Vendredi 5 août, midi. Les attachées de presse de Sony Pictures Television, qui produit Community, m’ont donné rendez-vous devant le studio 32 de la Paramount, où se tourne la série – et où, pour l’anecdote, c’était aussi tourné Citizen Kane. Il fait beau, il fait chaud, normal, nous sommes à Los Angeles. A deux pas de là, dans d’autres studios de la Paramount, les équipes de Hung et Glee sont aussi au boulot. Dans l’immense enfilade de hangars, je croise des techniciens pressés sur leurs petites voitures blanches, des types en costards déambulant en vélo, toute une faune pressée d’aller avaler un burger à la cantine, installée sur une pelouse près de l’entrée, ou de se remettre au travail
La lourde porte coulissante du studio 32 (« Stage 32 », en VO) est ouverte. Juste à côté, une autre entrée, marquée « Library. » La bibliothèque du Greendale Community College. Je préfère rentrer par la porte coulissante. J’atterri dans un couloir de Greendale encombré de câbles, méconnaissable. Mais les murs ne mentent pas : des affiches à la gloire de l’équipe de basket du “college”, des petites annonces, et une pub avec Jeff lançant, l’air agacé : « Avant, j’étais avocat. Aujourd’hui, je suis étudiant à Greendale. » Je ne me suis pas trompé de studio. J’avance. Personne ne me demande qui je suis, alors je pénètre dans le réfectoire, où les techniciens, aidés par des doublures ressemblant vaguement aux personnages, font la « mise en place », préparent la scène du jour. Une scène que je ne pourrai malheureusement pas vous décrire sans spoiler un épisode de la saison 3 – et sans me faire taper sur les doigts par Sony.
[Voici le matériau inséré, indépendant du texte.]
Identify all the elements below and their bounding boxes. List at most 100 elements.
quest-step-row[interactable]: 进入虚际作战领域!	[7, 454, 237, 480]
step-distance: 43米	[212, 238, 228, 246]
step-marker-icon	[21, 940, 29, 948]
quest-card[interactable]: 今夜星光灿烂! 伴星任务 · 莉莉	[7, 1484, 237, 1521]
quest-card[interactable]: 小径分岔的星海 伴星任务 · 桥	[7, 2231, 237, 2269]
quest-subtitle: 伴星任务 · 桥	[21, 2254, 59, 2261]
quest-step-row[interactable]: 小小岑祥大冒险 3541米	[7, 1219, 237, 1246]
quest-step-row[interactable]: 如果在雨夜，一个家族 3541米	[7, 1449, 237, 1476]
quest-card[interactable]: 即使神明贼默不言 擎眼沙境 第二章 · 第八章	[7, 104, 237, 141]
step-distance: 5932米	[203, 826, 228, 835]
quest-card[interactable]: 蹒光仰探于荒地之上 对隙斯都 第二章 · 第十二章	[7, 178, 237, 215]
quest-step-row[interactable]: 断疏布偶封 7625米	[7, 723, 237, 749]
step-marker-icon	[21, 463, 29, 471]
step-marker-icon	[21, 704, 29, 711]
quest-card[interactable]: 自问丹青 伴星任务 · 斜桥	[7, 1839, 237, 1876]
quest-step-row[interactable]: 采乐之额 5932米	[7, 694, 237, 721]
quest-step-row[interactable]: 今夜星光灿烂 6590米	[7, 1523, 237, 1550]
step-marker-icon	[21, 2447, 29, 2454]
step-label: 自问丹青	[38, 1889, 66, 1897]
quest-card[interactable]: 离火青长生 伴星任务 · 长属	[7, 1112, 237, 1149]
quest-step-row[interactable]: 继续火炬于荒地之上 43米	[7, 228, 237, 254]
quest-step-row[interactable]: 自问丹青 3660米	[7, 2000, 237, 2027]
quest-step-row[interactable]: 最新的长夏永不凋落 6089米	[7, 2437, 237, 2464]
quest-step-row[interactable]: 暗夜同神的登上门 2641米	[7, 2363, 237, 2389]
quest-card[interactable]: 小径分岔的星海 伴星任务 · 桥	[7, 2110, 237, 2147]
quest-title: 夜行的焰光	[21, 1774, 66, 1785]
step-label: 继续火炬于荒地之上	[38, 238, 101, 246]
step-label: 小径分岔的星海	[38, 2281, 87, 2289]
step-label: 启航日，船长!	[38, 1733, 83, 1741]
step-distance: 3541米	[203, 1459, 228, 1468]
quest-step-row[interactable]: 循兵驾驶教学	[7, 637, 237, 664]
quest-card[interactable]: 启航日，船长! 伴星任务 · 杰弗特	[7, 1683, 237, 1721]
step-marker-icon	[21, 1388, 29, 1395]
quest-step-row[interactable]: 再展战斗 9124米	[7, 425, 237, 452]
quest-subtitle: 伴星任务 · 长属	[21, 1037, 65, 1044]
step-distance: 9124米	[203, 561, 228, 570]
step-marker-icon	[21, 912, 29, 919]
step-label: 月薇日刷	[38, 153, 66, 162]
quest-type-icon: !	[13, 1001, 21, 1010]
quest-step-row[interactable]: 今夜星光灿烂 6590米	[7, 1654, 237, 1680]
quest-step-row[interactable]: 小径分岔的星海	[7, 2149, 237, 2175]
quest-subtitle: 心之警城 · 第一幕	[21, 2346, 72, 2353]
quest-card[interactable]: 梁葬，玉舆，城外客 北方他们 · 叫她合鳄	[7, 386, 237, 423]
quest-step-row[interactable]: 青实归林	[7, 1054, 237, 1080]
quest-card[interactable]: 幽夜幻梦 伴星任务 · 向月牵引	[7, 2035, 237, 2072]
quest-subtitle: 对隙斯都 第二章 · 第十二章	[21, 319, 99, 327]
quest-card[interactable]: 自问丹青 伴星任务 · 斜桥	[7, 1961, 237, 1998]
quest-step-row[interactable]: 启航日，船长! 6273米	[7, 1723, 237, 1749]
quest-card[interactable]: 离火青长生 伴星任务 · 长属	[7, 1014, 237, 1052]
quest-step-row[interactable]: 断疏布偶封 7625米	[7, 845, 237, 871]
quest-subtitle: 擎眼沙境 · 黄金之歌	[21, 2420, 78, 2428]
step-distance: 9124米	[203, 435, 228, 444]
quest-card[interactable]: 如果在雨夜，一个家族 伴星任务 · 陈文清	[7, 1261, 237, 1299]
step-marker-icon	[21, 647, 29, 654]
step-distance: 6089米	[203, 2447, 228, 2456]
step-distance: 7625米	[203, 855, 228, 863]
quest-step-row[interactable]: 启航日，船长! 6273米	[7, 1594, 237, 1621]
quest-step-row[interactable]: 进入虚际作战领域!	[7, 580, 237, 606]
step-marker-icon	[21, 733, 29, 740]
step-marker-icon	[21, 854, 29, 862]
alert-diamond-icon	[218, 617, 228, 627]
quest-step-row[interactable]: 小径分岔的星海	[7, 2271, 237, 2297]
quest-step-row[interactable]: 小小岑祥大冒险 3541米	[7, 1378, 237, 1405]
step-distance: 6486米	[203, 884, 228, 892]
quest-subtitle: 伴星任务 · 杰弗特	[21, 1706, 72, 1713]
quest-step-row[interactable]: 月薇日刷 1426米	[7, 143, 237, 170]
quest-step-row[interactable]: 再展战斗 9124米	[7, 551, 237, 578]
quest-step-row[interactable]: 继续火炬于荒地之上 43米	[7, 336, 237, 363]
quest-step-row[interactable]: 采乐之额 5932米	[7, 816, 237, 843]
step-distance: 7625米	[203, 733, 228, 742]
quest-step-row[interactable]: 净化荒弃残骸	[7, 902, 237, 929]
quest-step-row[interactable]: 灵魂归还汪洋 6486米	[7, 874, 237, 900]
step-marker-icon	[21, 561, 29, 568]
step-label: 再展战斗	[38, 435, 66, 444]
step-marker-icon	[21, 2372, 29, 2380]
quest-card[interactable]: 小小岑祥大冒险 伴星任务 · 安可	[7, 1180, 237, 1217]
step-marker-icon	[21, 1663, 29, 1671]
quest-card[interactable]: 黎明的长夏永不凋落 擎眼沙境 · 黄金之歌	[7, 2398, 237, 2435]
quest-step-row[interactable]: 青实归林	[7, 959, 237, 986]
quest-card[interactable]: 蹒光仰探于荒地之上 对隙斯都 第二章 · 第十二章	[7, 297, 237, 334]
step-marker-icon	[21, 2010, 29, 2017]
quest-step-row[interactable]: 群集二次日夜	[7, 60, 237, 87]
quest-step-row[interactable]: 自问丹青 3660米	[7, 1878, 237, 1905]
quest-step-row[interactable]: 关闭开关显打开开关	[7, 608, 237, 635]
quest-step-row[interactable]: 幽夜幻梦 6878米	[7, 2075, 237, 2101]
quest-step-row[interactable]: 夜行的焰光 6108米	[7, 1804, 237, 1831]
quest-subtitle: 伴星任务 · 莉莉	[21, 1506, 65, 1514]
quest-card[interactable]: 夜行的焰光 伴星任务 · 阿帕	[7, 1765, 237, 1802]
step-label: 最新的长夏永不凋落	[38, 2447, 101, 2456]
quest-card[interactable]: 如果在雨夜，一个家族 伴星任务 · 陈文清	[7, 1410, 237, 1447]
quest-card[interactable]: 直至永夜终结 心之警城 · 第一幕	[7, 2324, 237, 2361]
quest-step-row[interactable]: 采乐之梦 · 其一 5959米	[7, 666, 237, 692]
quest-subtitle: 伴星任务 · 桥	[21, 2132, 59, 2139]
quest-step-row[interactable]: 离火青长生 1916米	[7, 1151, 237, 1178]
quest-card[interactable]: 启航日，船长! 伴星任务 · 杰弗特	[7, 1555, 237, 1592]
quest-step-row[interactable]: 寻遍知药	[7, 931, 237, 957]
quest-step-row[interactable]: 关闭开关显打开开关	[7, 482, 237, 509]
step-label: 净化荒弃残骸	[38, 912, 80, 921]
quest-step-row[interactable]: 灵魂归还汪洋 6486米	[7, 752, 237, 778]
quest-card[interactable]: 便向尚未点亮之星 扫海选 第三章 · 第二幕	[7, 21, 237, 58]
Tout y est, mais en étonnement plus petit qu’à la télé : le self, les tables, la grande verrière, et juste derrière le coin avec le canapé et les distributeurs automatiques. Partout, des « Go Human Beings » – le nom des équipes sportives du college. Derrières les « combos », ces moniteurs qui permettent de suivre la scène en cours de réalisation, les fauteuils des réalisateurs et des producteurs sont près, marqués « Community » dans le dos. Ceux des acteurs sont aussi là, un peu entassés, et vides pour le moment. Je ressors, et je trouve les attachées de presse. La visite peut enfin commencer. On m’explique que je pourrais suivre, un peu plus tard, le tournage de la scène du jour – mais sans en parler, donc – et croiser quelques acteurs et une scénariste. Et on m’oriente vers l’entrée de la bibliothèque.
La bibliothèque, donc – et ses étalages de véritables bouquins, et non pas de faux livres en carton – puis la salle d’étude, la fameuse (en photo en ouverture de ce reportage), les couloirs, le bureau du « Dean », une nouvelle salle dont je ne peux parler ici (mais bon, c’est déjà dire qu’il y a une nouvelle salle), la balade se passe de commentaires, et se résume très bien en photos, que voici :
Un couloir du Greendale Community College.
Le coin canapés en plein tournage, avec les fauteuils des comédiens.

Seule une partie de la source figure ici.